Phony Tiara Fools Louvre

Phony Tiara Fools Louvre, image courtesy of Archaeology Online

First off, my apologies for not having checked in last week, it is December after all and this would be art detective has had a little more on their plate than normal.

I thought for this week we might focus on a forgery particularly relevant to the Louvre, as, after all, the Louvre inspires this blog in many ways.

This story begins in 1894 with Israel Rouchomovsky, a goldsmith in Odessa. He was approached by two men asking that he create a beautiful gold headpiece in an antique style. He was asked to It was intended for an archaeologist friend of the men, or so they told Rouchomovsky. Instead, it got sold to the Louvre two years later. It was marketed as a tiara given to Saïtaphernes, the Scythian king who is believed to have received expensive tributes in exchange for not razing cities to the ground.
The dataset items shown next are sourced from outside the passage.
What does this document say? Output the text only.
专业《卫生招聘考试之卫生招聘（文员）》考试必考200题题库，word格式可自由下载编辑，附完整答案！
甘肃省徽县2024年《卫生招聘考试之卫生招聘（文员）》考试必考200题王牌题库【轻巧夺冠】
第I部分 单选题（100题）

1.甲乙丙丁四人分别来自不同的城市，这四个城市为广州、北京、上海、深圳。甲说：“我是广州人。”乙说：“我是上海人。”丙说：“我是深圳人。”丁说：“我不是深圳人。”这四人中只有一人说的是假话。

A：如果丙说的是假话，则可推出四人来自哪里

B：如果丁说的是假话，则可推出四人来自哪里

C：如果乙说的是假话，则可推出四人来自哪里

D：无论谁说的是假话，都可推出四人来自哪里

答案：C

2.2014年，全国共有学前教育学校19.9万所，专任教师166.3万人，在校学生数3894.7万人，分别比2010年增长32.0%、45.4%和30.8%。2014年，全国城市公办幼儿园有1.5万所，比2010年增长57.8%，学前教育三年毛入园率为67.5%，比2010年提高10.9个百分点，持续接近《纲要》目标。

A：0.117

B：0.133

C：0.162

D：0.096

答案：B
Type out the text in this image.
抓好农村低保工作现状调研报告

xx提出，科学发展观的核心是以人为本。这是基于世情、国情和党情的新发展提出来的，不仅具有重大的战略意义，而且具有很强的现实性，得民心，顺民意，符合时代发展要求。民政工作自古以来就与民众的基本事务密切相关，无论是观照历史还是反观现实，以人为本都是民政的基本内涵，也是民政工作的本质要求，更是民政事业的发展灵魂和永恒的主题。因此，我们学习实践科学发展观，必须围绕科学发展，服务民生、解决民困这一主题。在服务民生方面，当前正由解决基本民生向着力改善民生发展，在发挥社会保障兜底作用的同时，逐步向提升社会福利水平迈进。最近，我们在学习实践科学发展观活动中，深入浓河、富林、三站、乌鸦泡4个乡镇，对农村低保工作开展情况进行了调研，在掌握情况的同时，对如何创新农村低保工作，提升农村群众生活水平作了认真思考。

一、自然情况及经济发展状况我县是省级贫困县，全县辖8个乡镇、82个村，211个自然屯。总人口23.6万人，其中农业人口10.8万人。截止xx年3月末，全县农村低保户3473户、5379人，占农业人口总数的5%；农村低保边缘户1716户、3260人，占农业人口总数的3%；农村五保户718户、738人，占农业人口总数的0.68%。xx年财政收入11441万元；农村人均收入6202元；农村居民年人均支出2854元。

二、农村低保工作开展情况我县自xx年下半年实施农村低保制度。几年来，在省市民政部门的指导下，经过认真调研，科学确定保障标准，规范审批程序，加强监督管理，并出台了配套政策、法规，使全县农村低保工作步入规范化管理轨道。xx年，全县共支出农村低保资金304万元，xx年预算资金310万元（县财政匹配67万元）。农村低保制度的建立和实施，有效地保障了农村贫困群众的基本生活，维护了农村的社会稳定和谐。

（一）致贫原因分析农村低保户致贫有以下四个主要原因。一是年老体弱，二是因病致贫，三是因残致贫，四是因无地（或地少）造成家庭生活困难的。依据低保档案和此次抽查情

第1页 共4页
The museum was thrilled with the purchase, believing it to corroborate similar accounts of gifts paid to Saïtaphernes by the Greek colony of Olbia during his siege of the important port.  Unfortunately for the Louvre the tiara was almost immediately attacked by academics and archaeologists alike, arguing that the inscriptions and designs were all wrong and that there  should be more patina or external aging on the piece.  The Louvre denied the allegations as long as possible, until Rouchomovsky finally got to hearing about the tiara all the way back in Odessa, and came in person to claim the tiara as his own.  Only until he reproduced a part of the tiara before their very eyes did the Louvre finally concede defeat, and quickly locked the tiara in the basement and never mentioned it again.

Rouchomosky on the other hand did quite well by the whole escapade, and became a celebrated jeweler in the City of Lights, living in Paris until his death.  At one point there was some speculation that Rouchmovsky was in on the plan himself, what do you think?